If You Want Me To by Ginny Owens
this song has many memories with it. you know how some songs are like that. you can smell certain smells, hear certain sounds. when i hear this song, i remember laying on the floor of my living room, and the song is playing so loudly and i'm crying so hard. in the memories i have, my heart and mind can't grasp what to feel...but the TRUTH of this song gives me a peace beyond understanding.
God has taken me through valleys. they weren't easy. but He is more real to me today than ever before. He has shown me He will be on the other side of the valley.

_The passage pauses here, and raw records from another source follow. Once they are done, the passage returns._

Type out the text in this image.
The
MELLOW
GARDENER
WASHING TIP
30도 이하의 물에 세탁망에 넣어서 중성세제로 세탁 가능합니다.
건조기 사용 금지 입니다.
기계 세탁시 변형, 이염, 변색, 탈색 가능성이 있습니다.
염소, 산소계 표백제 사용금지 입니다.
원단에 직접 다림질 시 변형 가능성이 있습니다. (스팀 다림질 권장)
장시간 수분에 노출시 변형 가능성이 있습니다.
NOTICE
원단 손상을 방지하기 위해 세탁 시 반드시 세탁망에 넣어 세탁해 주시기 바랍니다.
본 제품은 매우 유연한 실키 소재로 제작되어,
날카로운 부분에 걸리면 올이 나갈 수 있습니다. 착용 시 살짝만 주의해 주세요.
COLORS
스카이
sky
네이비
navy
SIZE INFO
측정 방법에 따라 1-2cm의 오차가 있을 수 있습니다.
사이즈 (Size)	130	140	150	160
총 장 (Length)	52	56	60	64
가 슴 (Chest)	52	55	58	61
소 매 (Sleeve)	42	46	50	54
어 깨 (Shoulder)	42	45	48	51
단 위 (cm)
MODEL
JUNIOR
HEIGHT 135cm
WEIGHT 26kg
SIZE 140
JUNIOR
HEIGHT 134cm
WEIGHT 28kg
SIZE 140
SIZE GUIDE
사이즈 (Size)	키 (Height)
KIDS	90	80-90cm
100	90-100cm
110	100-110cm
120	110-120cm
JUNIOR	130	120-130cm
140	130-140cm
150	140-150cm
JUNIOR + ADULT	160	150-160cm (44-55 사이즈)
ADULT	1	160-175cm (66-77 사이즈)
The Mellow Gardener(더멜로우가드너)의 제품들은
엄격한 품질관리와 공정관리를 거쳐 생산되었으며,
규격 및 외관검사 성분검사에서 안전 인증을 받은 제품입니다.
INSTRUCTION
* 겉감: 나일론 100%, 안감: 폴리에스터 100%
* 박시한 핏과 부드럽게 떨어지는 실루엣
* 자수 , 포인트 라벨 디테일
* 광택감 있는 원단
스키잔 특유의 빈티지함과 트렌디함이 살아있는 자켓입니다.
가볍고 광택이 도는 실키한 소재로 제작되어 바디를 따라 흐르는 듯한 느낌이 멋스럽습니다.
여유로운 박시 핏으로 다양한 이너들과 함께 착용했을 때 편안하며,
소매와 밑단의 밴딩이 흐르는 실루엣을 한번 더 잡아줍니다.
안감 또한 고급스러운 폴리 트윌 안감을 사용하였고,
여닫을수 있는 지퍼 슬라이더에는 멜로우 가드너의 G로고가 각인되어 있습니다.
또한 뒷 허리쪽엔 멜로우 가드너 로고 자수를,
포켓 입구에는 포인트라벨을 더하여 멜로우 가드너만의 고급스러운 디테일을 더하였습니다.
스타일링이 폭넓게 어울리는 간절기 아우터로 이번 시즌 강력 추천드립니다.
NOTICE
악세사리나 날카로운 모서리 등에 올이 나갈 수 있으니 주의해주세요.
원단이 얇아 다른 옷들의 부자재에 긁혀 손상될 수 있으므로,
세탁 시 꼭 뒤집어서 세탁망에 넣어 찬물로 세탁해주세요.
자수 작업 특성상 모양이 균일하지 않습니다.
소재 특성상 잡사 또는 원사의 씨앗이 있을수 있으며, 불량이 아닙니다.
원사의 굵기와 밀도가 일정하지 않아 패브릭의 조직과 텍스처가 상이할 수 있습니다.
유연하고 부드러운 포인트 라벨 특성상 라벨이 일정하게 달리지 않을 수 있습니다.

ALWAYS.
i'm not in a valley at the moment. but i've lived with the Lord at my side long enough to know that another will come. and i want to remember, even when i'm not in one, how FAITHFUL He is. so often i go crying to Him only in the hard moments. i'm coming to Him tonight, thanking Him for His goodness and grace and mercy...and i recognize that He is most likely strengthening me right now for another "valley." that's fine. as long as He is with me....and He is glorified.
2 comments:
Oh what a wonderful blog. You are right on Courtney ~ oh for a mom to see the growth of "a child" (you will always be my child...even though I am so proud of the adult Courtney!). God has touched your life and heart...and for that your Dad and I are so grateful. To be where you are is "right" where God wants you ~ where He wants each of us to be...having such a relationship with Him that we rest in "whatever" He brings to us. Praying always and loving you, Mom
It IS good to be without "blogs" for a bit isn't it. There is a fine line of enjoying it and it consuming us.
Wow Courtney. That is really powerful. Such wise words from your heart. It's so true.